New hires signal big shift at Harbinger
October 01, 2013 | Rebecca Harris | Comments
Toronto-based Harbinger recently added eight new staff members, reflecting growth at the agency and its shift from a pure PR shop to a more digitally and socially focused one.
“We’re both growing with existing clients and new clients,” said Jeff Weiss, president and owner at Harbinger. Specifically, the agency is doing more work with clients such as Unilever, Molson and Petcurean, a Vancouver-based specialty pet food company; and has added a string of new clients this year, including Second Cup; The Egg Farmers of Ontario; Evenflo, a manufacturer of infant equipment; and Wrigley, which just launched its “Gumergency” campaign.
Five key hires are all new positions within the agency. Ian Giles, previously director of social strategy at MediaCom Canada, joins Harbinger as VP, social and digital. Sara Cook, who was most recently an account director at Totem, is the new director of program implementation. Laurie Hall, former president and owner of boutique agency FlexPR, is Harbinger’s new senior strategist and earned media specialist. Kavi Guppta, most recently digital strategist at Environics Communications, joins Harbinger as senior social media strategist. And Meagan Hamel, formerly of Blue Ant Media, joins as content strategist and editor.
Rounding out the new hires are: Bryan Feheley, most recently a senior consultant at Veritas, who joins Harbinger as social media manager; Alana DeGuerre, who joins Harbinger from Veritas as a consultant; and Stephanie Bateman, a recent PR graduate who joins the agency as account coordinator.
Another reason behind the new roles is that Harbinger is seeing a lot of growth in digital, social and earned media channels, said Weiss. “Clients are really looking for counsel and development of overall strategy for digital and social,” he said. “Once the strategy is done and approved, we get into the content strategy and development, then execution and community management, depending on what channels we go with.”

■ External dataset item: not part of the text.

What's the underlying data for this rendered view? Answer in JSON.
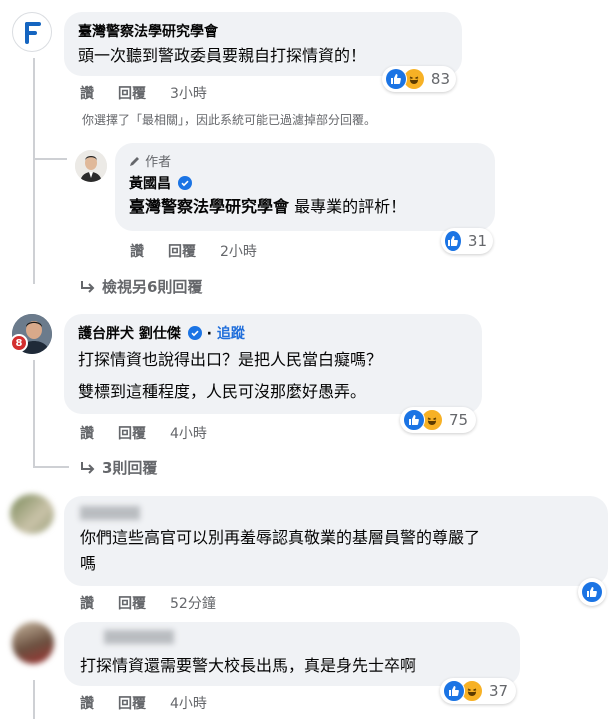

The new positions also come at a time when Harbinger is shifting its business model from a generalist model to a specialist model. “Our roots are in PR and for some reason PR agencies have run their business as more generalist, [meaning] people who are supposed to be good at a whole bunch of things,” said Weiss. “Clients are looking for that and [PR professionals] are looking for that, so they can focus and develop in a specific area.”
Harbinger will launch its repositioning in a couple of months, and content is going to be a big part of that, said Weiss. “We’re really moving away from PR. The reality is we’ve tried to do that, but a lot of clients we’ve worked with for many years still see us a PR agency. But the definition of PR has changed dramatically.”
Other PR agencies are making a similar shift away from traditional PR. In May, Fleishman-Hillard launched a major global rebrand that aims to evolve the agency into a fully integrated communications company.” On a much smaller scale, Toronto-based Maverick dropped the name “Public Relations” from its name in June, to better reflect its full range of services. More recently, MSLGroup announced it is moving into a content-centric communications agency model.